Now over one year since the scheme was launched, and as a result of stronger than expected economic growth, it is clear that more people found non-Kickstart jobs than the Department initially anticipated. As a result of this, and the opening up of the economy during 2021, the Department is now forecasting that Kickstart will support far fewer young people (168,000) and also cost much less (£1.26 billion) than envisaged. However, despite these more favourable conditions many of the young people who joined Universal Credit at the start of the pandemic have remained on the benefit since, and the Department has been unable to explain why these people have not moved into Kickstart jobs. At the same time many employers have been frustrated at how long it has taken to fill their Kickstart vacancies, with many waiting months for vacancies to be filled, with no guarantee they ever will be.

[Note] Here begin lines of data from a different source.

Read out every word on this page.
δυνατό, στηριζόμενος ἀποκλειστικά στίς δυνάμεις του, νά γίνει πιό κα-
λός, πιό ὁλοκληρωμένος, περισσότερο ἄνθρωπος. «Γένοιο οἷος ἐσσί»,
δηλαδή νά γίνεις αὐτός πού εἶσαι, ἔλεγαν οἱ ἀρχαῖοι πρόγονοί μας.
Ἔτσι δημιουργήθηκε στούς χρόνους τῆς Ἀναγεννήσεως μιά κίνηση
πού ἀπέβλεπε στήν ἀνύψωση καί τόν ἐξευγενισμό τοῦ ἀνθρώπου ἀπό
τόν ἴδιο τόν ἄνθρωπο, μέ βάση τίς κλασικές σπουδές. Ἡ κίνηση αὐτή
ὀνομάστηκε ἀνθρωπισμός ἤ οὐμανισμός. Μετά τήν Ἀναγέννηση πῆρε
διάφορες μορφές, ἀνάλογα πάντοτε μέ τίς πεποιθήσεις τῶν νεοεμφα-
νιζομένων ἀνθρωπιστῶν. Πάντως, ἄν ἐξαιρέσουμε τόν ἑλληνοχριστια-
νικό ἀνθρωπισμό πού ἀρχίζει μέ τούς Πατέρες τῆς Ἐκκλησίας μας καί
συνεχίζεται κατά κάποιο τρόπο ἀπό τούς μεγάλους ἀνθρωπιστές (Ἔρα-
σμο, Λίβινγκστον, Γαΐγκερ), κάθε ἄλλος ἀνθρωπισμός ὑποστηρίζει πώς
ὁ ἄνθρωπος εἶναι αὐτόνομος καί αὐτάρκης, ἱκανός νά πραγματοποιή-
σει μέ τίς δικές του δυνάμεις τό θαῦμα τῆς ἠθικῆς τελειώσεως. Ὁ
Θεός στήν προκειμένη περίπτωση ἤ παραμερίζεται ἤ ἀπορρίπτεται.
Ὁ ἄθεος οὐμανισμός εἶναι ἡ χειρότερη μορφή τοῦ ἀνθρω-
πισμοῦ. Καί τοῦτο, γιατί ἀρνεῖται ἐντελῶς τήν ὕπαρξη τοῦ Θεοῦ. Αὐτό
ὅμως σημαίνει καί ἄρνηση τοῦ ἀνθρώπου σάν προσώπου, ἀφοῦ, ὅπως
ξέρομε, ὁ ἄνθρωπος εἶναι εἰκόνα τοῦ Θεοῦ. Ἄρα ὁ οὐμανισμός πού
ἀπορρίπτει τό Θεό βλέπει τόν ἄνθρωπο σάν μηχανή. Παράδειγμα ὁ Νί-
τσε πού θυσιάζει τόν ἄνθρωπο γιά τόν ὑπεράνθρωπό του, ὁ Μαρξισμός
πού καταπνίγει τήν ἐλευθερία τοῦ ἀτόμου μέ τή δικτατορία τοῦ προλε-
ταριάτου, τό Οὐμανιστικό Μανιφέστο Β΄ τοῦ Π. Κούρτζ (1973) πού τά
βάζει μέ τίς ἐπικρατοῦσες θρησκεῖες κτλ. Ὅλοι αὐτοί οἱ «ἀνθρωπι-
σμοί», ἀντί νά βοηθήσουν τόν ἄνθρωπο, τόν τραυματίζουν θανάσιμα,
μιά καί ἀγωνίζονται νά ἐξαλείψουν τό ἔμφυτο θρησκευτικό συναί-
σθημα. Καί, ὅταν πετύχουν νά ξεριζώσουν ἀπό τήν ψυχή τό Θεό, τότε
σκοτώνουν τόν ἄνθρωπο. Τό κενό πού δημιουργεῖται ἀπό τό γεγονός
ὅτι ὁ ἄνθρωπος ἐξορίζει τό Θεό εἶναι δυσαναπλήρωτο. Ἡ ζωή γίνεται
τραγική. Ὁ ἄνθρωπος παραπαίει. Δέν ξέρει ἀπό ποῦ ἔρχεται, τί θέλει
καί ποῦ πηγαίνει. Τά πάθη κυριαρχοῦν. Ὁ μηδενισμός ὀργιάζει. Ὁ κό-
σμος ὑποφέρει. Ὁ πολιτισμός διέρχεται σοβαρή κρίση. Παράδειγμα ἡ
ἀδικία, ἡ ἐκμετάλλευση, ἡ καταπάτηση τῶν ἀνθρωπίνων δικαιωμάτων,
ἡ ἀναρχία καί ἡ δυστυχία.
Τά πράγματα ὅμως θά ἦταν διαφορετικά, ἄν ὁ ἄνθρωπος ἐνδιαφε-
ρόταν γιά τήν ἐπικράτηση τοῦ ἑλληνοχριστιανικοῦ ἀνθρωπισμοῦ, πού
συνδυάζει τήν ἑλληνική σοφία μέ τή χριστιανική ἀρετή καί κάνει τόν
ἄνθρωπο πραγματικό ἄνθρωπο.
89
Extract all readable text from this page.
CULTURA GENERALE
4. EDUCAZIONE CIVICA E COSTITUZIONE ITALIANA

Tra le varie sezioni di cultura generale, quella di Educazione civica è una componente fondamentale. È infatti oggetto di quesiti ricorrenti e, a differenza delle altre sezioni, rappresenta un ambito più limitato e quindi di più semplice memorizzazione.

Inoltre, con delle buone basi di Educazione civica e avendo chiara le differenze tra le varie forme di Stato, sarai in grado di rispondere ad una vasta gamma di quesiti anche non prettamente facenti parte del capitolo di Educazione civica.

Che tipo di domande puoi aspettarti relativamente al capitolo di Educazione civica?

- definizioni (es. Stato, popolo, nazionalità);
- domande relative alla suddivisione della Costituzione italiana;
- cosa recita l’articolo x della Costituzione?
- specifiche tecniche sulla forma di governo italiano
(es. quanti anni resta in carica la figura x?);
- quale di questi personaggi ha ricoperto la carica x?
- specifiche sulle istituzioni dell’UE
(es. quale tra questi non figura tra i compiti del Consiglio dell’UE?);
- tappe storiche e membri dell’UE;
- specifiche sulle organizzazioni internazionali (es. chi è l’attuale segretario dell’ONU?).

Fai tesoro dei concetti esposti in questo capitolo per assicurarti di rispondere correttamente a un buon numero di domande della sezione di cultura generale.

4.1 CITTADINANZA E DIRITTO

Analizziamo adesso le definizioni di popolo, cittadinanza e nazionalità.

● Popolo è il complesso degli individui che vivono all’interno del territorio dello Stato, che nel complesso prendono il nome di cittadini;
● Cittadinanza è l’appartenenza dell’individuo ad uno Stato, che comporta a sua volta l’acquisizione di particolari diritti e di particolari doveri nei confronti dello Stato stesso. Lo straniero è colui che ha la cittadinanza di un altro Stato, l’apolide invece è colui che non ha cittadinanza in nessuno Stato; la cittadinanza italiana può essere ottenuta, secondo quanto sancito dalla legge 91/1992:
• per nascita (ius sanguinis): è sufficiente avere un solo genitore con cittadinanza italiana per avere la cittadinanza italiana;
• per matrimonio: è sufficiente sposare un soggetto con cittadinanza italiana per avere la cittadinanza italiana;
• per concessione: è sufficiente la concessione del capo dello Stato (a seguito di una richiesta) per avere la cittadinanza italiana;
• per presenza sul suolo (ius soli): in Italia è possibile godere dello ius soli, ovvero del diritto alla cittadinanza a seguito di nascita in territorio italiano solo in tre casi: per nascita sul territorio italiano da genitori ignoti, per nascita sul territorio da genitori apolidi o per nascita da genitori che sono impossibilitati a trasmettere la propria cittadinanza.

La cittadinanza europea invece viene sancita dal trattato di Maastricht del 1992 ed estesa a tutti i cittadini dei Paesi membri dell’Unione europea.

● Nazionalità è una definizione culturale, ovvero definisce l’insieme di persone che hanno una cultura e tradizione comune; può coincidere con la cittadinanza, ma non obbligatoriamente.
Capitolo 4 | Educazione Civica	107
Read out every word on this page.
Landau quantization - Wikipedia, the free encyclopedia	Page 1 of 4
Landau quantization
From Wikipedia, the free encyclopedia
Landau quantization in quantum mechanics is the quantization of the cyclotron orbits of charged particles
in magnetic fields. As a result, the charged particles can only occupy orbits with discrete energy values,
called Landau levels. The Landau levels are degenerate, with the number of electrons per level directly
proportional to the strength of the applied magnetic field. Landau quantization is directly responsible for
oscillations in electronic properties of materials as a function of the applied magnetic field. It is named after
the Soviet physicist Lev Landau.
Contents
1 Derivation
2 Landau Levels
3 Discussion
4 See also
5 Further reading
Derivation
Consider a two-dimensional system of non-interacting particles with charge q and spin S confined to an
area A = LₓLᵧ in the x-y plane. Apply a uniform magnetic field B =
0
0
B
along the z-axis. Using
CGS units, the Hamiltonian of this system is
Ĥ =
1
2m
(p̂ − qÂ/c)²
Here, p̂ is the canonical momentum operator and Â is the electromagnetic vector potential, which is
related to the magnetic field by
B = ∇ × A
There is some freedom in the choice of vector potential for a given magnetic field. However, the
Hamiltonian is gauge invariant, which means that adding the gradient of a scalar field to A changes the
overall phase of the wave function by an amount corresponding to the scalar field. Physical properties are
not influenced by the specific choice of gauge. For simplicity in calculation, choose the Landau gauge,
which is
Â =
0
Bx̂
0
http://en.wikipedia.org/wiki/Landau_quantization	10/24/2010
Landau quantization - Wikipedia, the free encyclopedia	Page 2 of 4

The Department aims to provide tailored help based on the understanding its work coaches have of the claimants they work with. However, during our inquiry, it became clear that there isn’t a managed “pathway” or sequence of interventions for each young person, such as somebody who needs to build confidence before they are ready to apply for an open market or Kickstart job, or what engagement there is with employers to sustain employment after Kickstart. It is also hard to see how the Department is using Kickstart in concert with its other employment schemes and therefore getting maximum value for the taxpayer without duplicating spend.
Moving forward the Department has plans to evaluate Kickstart, but, without sufficient monitoring of how the programme has worked in practice as it has gone along, this will only produce partial results. The Department needs to set out much more clearly how it will measure success across all of its employment support schemes, and report more regularly on how schemes are progressing.